Year of Mercy Patch: Understanding Works of Mercy

Girl Scouts earn their jubilee Year of Mercy patch from the Catholic committee on Girl Scouting

The Jubilee Year of Mercy is two thirds over in the Catholic Church, but I felt strongly that my girls take something with them to remember this event.

My Cadettes are taking on as one of their first activities the Year of Mercy patch from the Catholic committee on Girl Scouting. My hope isn’t that they can rattle off a list of must-dos as much as they grow in understanding that we are all in this together and even those little moments of lifting each other up can make a difference.

For those of you unfamiliar with the spiritual or corporal works of mercy,they are Biblically based concepts on caring for physical or spiritual needs of others. (Remember that quote, “Whatever you do to the last of my people, you do it to me.”)

Thing is, despite all the girls in my troop being raised Catholic, something was missing. It’s still tough to break through and remember as a preteen girl that there are others who may need your support, your listening ear, your prayers. Especially when it’s not obvious.

I found a great script online about thinking through the spiritual works of mercy, from helping a friend who has been bullied to praying for or visiting a sick grandparent. I even reminded the girls, if you help someone with a problem (like clothing for the homeless or food for a food pantry) and pray for them, you are doing both kinds of works!

This month I challenged the girls to do one spiritual and one corporal work of mercy. It seems like such a big endeavor, but really, a sea of little actions will do more good and establishing a pattern of empathy than a one-time act.
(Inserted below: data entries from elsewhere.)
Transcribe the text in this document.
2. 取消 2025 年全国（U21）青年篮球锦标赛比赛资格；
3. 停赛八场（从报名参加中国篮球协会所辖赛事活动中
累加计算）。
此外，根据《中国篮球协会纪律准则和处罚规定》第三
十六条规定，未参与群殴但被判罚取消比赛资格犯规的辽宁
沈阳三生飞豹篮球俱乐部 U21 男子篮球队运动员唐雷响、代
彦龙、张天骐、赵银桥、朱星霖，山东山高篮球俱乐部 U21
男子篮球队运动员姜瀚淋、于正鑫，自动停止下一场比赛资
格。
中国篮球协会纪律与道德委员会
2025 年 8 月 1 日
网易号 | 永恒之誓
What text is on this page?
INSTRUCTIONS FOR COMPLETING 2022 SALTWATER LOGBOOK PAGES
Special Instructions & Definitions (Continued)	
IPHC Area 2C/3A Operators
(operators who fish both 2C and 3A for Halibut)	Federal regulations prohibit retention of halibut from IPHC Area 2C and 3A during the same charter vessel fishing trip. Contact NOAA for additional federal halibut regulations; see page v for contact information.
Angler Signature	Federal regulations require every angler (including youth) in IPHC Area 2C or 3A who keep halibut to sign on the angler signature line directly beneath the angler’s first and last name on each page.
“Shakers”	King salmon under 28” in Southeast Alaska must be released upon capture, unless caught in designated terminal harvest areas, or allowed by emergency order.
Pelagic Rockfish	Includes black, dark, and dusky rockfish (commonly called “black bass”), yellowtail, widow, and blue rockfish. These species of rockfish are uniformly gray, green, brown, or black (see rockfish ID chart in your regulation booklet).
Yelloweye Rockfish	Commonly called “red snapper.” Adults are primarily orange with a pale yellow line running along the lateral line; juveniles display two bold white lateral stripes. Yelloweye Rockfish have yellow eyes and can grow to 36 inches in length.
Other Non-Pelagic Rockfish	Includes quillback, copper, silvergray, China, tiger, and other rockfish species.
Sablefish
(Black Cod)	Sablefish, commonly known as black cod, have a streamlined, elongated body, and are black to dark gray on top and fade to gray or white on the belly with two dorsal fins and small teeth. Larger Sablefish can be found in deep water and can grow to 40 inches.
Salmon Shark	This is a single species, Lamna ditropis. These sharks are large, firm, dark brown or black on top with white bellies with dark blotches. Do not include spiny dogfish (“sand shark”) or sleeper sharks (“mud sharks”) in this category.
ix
Next month, we’re completing the Year of Mercy patch by creating a painting  inspired by some of the Biblical quotes on God’s mercy and by acting out a skit, the Prodigal Daughter, that I found online.

We’ll also be visiting a cathedral to see the Holy Doors on the way back from our troop campout. At first, I questioned whether we’d be acceptable, but then I remembered all the homeless who sat in faith and hope at the Cathedral in town, and that no one turned them away. We can always sit in hope, and in peace.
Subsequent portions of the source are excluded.